“Quando é que eu começo a mudar?” Reflexões sobre Psicoterapia e Medo da Vida

 

(20 de junho de 2012)

Há alguns anos, quando eu ainda era recém-formado,  eu ouvi uma pergunta que me marcou, a pessoa questionou:

“Já estou fazendo terapia há algum tempo, quando é que eu começo a mudar?”

Acredito que a minha resposta na época não foi suficiente (especial-mente para mim). Assim, eu gostaria de pensar um pouco sobre essa questão. Talvez o primeiro ponto que que devemos pensar é a idéia de que “ir ao psicólogo” ou “ir a terapia” é sinônimo de “estar em terapia/análise” ou mesmo achar isso é resolução dos problemas ou conflitos.
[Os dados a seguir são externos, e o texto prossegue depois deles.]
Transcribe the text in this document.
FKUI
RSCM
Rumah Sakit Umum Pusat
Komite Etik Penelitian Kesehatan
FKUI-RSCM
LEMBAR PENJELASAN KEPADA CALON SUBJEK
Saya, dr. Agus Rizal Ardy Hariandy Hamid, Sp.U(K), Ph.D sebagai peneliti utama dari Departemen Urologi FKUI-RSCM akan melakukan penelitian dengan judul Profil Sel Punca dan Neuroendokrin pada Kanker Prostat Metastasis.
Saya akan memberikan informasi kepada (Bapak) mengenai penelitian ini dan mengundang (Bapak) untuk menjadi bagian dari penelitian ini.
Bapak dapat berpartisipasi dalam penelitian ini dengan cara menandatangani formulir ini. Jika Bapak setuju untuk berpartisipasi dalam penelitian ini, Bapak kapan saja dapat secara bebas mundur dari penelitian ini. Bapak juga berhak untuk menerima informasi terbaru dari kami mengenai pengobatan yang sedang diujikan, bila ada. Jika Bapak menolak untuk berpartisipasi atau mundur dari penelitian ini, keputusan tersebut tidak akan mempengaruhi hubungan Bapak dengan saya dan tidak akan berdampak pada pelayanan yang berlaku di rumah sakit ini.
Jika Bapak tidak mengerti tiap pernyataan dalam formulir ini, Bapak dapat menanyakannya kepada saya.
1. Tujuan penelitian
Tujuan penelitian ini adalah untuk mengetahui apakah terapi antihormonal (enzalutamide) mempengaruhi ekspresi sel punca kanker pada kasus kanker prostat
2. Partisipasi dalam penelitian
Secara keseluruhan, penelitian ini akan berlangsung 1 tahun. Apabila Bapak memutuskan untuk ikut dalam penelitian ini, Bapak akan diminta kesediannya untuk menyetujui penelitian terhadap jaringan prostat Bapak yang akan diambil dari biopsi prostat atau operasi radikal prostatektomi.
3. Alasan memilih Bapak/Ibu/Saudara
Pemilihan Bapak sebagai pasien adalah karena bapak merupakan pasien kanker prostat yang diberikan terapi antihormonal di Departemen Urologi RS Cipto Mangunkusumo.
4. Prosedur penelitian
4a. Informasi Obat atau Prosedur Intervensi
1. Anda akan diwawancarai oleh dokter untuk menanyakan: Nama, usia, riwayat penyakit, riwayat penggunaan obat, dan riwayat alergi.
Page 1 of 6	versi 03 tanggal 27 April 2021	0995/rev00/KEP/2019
Infelizmente não é.

Qual seria, então, a diferença entre ir à terapia” ou “estar em terapia/análise”? . A primeira expressão, “ir à terapia”, aponta justamente para uma relação com o espaço de encontro com profissional. Isto é, a “terapia” restringe-se a esse espaço e a esse horário, assim, o psicólogo se torna o protagonista da “terapia”, como se o processo somente ocorresse na presença do psicólogo.
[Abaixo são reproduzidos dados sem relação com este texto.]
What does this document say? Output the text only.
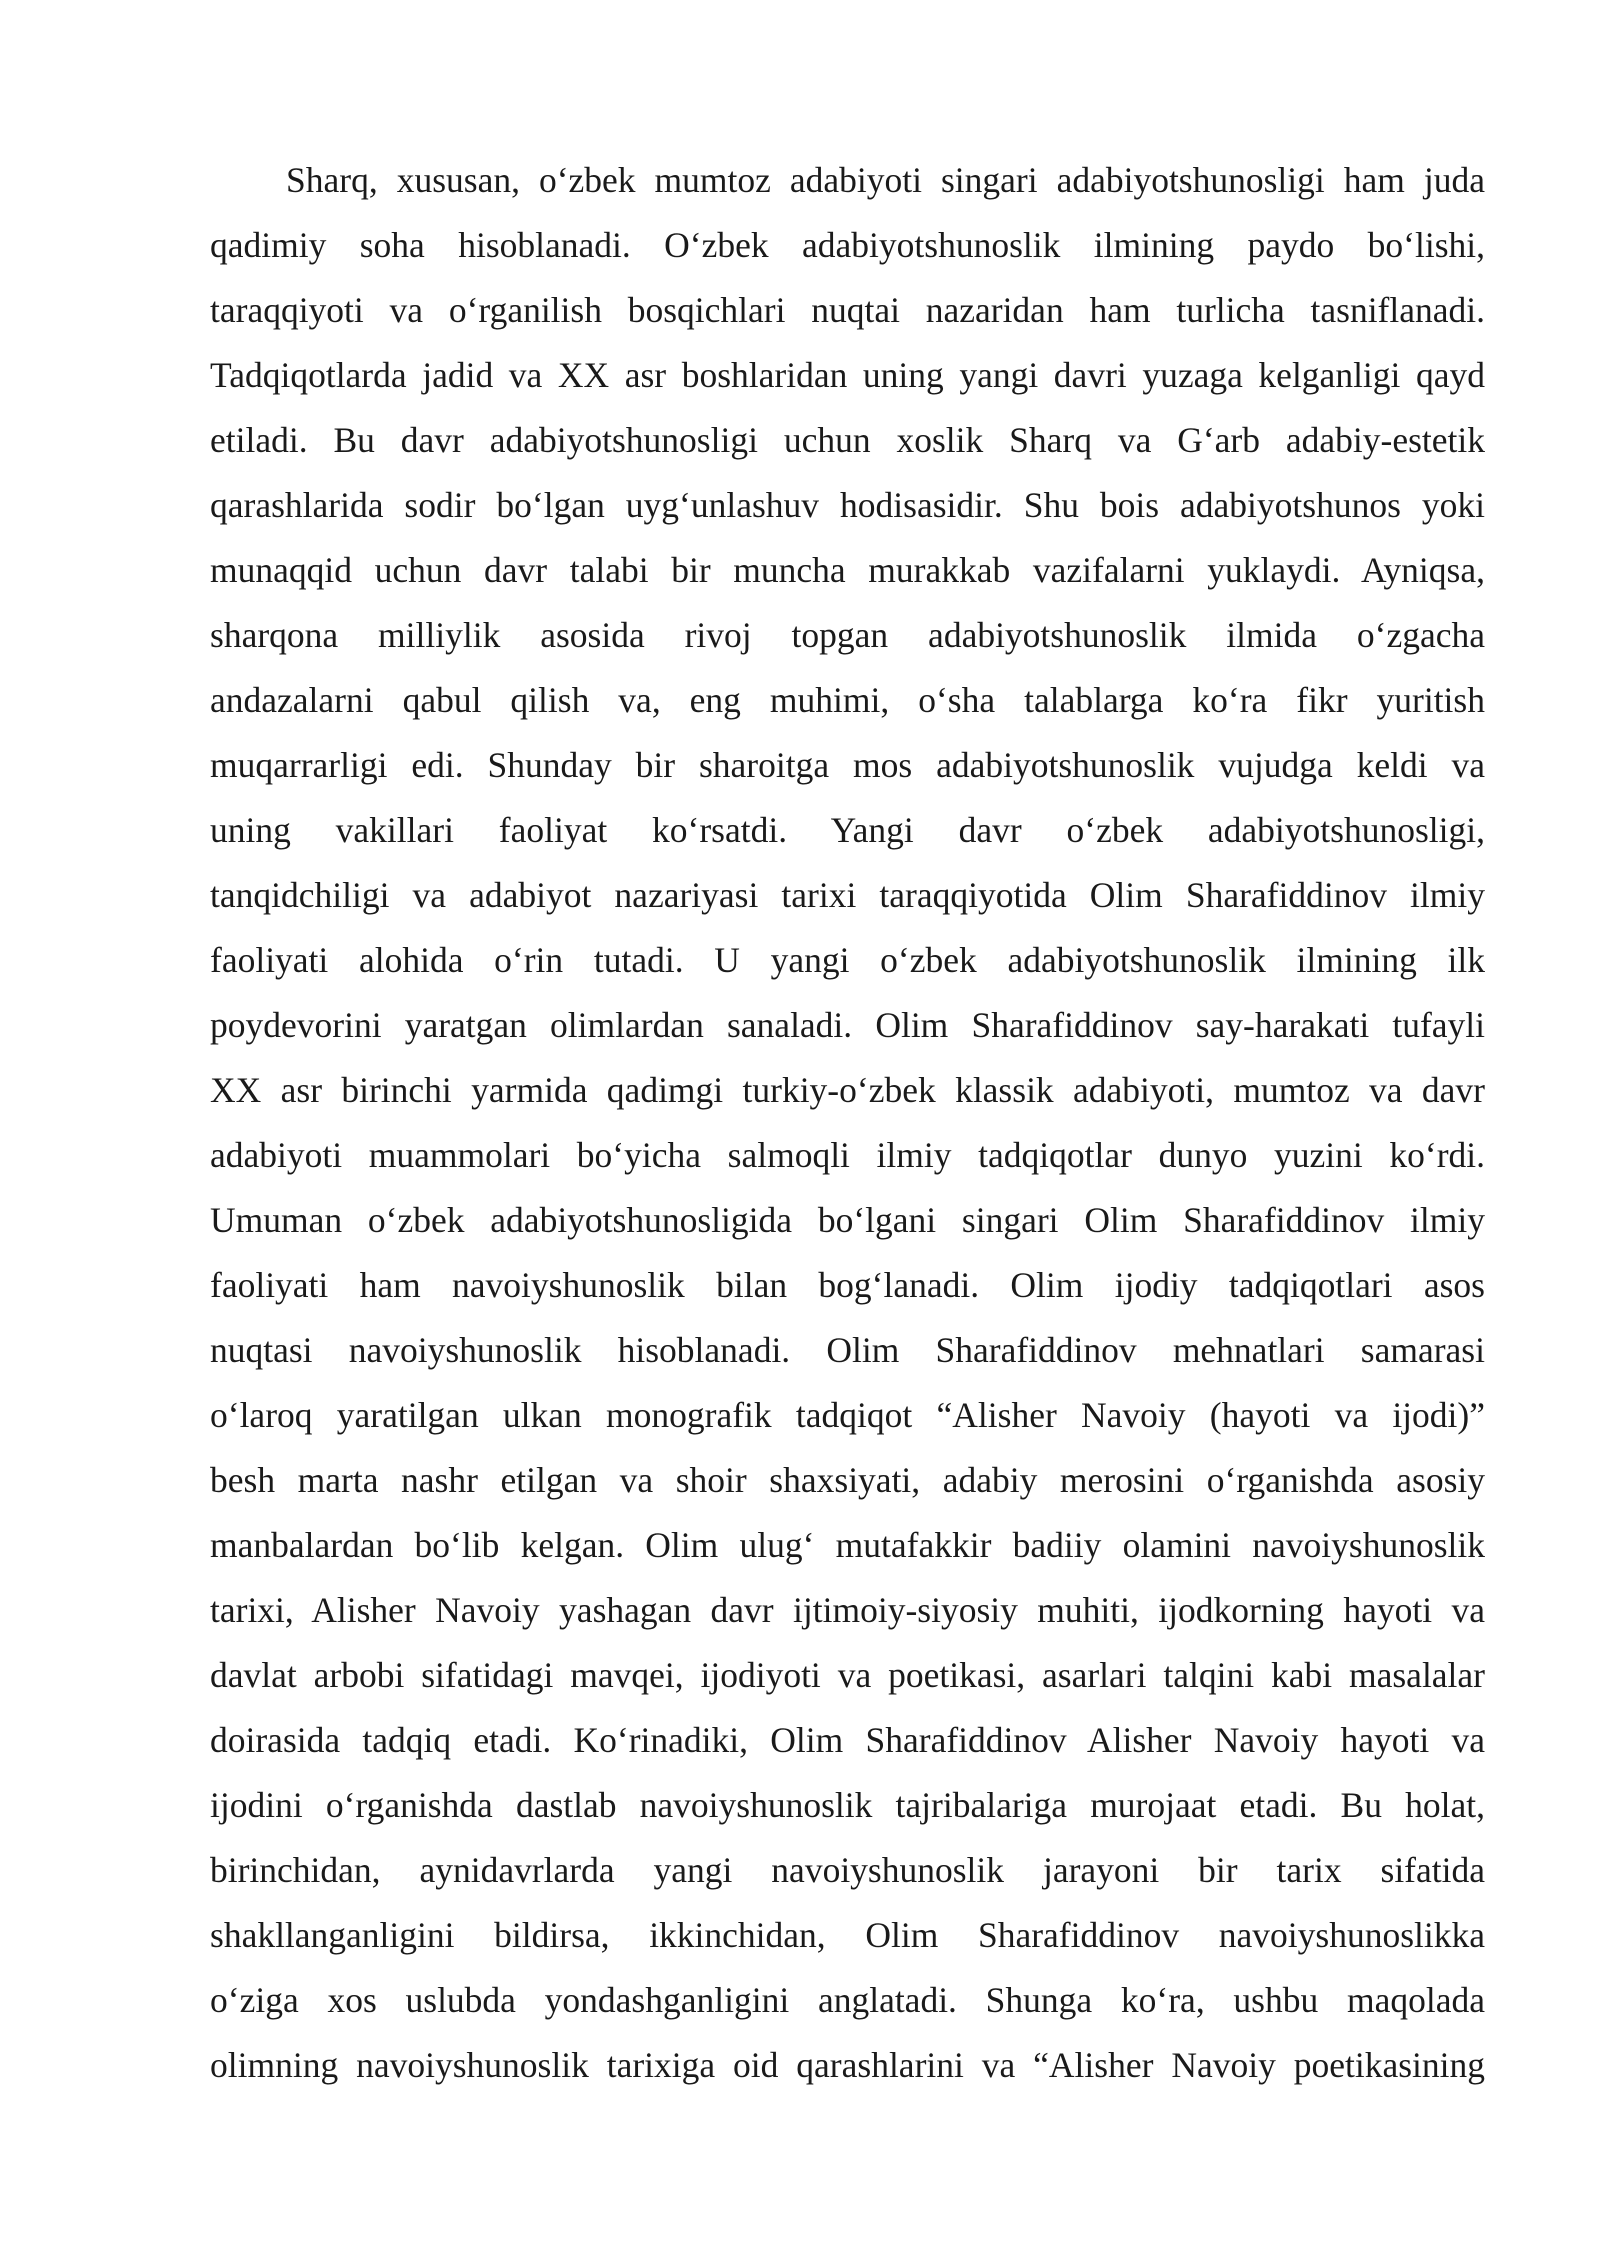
Sharq, xususan, o‘zbek mumtoz adabiyoti singari adabiyotshunosligi ham juda
qadimiy soha hisoblanadi. O‘zbek adabiyotshunoslik ilmining paydo bo‘lishi,
taraqqiyoti va o‘rganilish bosqichlari nuqtai nazaridan ham turlicha tasniflanadi.
Tadqiqotlarda jadid va XX asr boshlaridan uning yangi davri yuzaga kelganligi qayd
etiladi. Bu davr adabiyotshunosligi uchun xoslik Sharq va G‘arb adabiy-estetik
qarashlarida sodir bo‘lgan uyg‘unlashuv hodisasidir. Shu bois adabiyotshunos yoki
munaqqid uchun davr talabi bir muncha murakkab vazifalarni yuklaydi. Ayniqsa,
sharqona milliylik asosida rivoj topgan adabiyotshunoslik ilmida o‘zgacha
andazalarni qabul qilish va, eng muhimi, o‘sha talablarga ko‘ra fikr yuritish
muqarrarligi edi. Shunday bir sharoitga mos adabiyotshunoslik vujudga keldi va
uning vakillari faoliyat ko‘rsatdi. Yangi davr o‘zbek adabiyotshunosligi,
tanqidchiligi va adabiyot nazariyasi tarixi taraqqiyotida Olim Sharafiddinov ilmiy
faoliyati alohida o‘rin tutadi. U yangi o‘zbek adabiyotshunoslik ilmining ilk
poydevorini yaratgan olimlardan sanaladi. Olim Sharafiddinov say-harakati tufayli
XX asr birinchi yarmida qadimgi turkiy-o‘zbek klassik adabiyoti, mumtoz va davr
adabiyoti muammolari bo‘yicha salmoqli ilmiy tadqiqotlar dunyo yuzini ko‘rdi.
Umuman o‘zbek adabiyotshunosligida bo‘lgani singari Olim Sharafiddinov ilmiy
faoliyati ham navoiyshunoslik bilan bog‘lanadi. Olim ijodiy tadqiqotlari asos
nuqtasi navoiyshunoslik hisoblanadi. Olim Sharafiddinov mehnatlari samarasi
o‘laroq yaratilgan ulkan monografik tadqiqot “Alisher Navoiy (hayoti va ijodi)”
besh marta nashr etilgan va shoir shaxsiyati, adabiy merosini o‘rganishda asosiy
manbalardan bo‘lib kelgan. Olim ulug‘ mutafakkir badiiy olamini navoiyshunoslik
tarixi, Alisher Navoiy yashagan davr ijtimoiy-siyosiy muhiti, ijodkorning hayoti va
davlat arbobi sifatidagi mavqei, ijodiyoti va poetikasi, asarlari talqini kabi masalalar
doirasida tadqiq etadi. Ko‘rinadiki, Olim Sharafiddinov Alisher Navoiy hayoti va
ijodini o‘rganishda dastlab navoiyshunoslik tajribalariga murojaat etadi. Bu holat,
birinchidan, aynidavrlarda yangi navoiyshunoslik jarayoni bir tarix sifatida
shakllanganligini bildirsa, ikkinchidan, Olim Sharafiddinov navoiyshunoslikka
o‘ziga xos uslubda yondashganligini anglatadi. Shunga ko‘ra, ushbu maqolada
olimning navoiyshunoslik tarixiga oid qarashlarini va “Alisher Navoiy poetikasining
Quando falamos em “estar em terapia/análise” não nos referimos mais a uma idéia de local, mas, sim a um estado. Assim, “estar em terapia/análise” significa que a pessoa parou de culpar mundo pelo seu sofrimento, assumindo a responsabilidade por si mesmo e, especialmente, pelo seu futuro. Desde modo, a “terapia ou análise” não se restringe a presença do psicólogo ou consultório. O profissional acompanha, auxilia nesse processo de compreensão, mas, sem perder de vista o papel fundamental e o mérito é cliente. A terapia/analise é do cliente e não do psicólogo.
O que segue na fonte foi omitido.